Bug #2683
closedHTTP requests with long GET are getting dropped
Description
Hi Guys,
i want to report a serious bug that probably is going to be unnoticed for a long time. Basically for high traffic websites (100-200 req/s) the server is getting stalled on http requests with long _GET (4k-5k size). We use lighty as backend for our web service, which serves a lot of these.
It's not easy to reproduce it seems that some URLs are triggering it and some not, also after adding `connection: close` header it seems to fix some URLs while breaking others. Even when you catch the URL that seems to be more likely to cause problems than others - the error only happens like 10-15% of the time, and only when many concurrent connections are issued.
For our test code we picked one URL that produced error, and when we run at like 200 requests/s we had like 20 or 30 timed out, per second.
This happens in 1.4.37... we switched back to 1.4.35, compiled on same machine, and everything is back to normal.
Here you can see the bug, basically when working using production data the service was timing out for 30-40 requests per minute. But there are some _GET strings (maybe depends on the length) which are problematic, and for those number of broken connections gets much higher.

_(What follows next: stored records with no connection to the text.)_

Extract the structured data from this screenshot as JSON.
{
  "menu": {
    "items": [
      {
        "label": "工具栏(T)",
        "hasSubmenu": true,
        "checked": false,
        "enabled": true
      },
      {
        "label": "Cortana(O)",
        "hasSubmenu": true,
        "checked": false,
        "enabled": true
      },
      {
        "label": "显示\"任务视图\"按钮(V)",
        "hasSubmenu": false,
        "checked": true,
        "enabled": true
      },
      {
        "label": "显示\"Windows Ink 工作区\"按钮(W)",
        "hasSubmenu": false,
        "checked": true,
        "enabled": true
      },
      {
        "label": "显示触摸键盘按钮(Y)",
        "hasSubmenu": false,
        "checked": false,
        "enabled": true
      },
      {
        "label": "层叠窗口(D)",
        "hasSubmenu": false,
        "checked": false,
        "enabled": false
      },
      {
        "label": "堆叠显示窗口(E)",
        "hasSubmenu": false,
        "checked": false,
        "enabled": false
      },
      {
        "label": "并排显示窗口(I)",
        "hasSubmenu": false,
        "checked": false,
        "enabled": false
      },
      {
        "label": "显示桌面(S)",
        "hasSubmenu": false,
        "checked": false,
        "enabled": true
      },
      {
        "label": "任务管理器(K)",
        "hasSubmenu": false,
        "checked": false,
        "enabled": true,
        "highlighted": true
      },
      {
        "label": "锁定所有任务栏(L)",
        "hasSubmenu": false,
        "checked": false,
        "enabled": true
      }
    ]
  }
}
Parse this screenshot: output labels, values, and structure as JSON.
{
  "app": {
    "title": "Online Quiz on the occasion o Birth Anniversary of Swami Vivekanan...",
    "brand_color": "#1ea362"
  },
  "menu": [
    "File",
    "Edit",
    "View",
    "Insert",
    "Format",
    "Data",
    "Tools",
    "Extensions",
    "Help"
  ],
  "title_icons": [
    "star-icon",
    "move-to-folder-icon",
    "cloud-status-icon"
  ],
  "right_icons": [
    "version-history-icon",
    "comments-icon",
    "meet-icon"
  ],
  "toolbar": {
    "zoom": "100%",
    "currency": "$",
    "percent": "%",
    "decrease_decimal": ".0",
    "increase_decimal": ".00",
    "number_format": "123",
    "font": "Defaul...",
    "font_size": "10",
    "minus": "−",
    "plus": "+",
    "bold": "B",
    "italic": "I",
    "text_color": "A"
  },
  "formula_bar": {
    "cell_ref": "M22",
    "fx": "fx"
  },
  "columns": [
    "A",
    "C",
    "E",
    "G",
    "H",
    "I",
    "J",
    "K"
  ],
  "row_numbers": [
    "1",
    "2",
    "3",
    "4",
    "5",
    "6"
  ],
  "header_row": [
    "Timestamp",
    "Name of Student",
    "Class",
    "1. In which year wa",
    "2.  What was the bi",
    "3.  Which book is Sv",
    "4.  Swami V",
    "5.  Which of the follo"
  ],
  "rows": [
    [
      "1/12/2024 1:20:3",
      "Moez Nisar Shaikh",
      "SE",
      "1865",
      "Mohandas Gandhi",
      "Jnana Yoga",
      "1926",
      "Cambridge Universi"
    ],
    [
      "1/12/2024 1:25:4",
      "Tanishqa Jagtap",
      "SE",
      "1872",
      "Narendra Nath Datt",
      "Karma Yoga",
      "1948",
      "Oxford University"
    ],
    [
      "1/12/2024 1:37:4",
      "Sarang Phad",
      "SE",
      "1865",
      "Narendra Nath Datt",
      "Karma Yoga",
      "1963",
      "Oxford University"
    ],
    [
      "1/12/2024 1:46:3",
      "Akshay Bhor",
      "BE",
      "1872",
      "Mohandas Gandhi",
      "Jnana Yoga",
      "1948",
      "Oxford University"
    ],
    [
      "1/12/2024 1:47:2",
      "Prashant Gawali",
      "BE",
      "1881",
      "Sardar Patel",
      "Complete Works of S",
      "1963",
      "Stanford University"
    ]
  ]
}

http://screencast.com/t/4aGO5neJi462
As you see, server is stalled on READ, it works the same way when we point it to eg. TXT file instead of PHP. Reporting it as immediate as something in core might be broken...
Here is same code running on .35
http://screencast.com/t/H2Y0yguiFM7v
Files
Updated by nate about 9 years ago
Possibly worth noting HTTP GET's are a bit of a sticky situation. 8KB~ is about the maximum I've ever seen a browser use, but some browsers will truncate everything after a certain amount. IE and I think Safari truncate after 2KB worth of content, Chrome I think maxes out at 4KB, etc.
There's a sort of unofficial rule of thumb to avoid ever going over 2KB (2048 bytes) in a GET request, if anything since it's horrible looking, at worst because it may break things for a lot of people.
Probably worth posting what browser's you've tested on and/or what user agents you've seen logged that hang up on the request as I'd put money on it not really being a lighttpd issue necessarily.
Updated by nitrox about 9 years ago
Are you doing requests via php to external ressources? And you´re sure its not php related?
Updated by slawomir.pryczek about 9 years ago
@nitrox: It's not PHP-related, because as mentioned the same thing is going on when accessing static file this way. It makes no sense of course but when you replace file.php with file.txt and leave same GET string, the timeouts are still here.
@nate: It doesn't seem client-related as it's done using PHP Curl (7.43.0), sure this error doesn't seem to be harmful for normal websites, im talking about situation when the server is used as backend for internal services. We actually use GET so it's easier to see what's going on (even with very long query strings).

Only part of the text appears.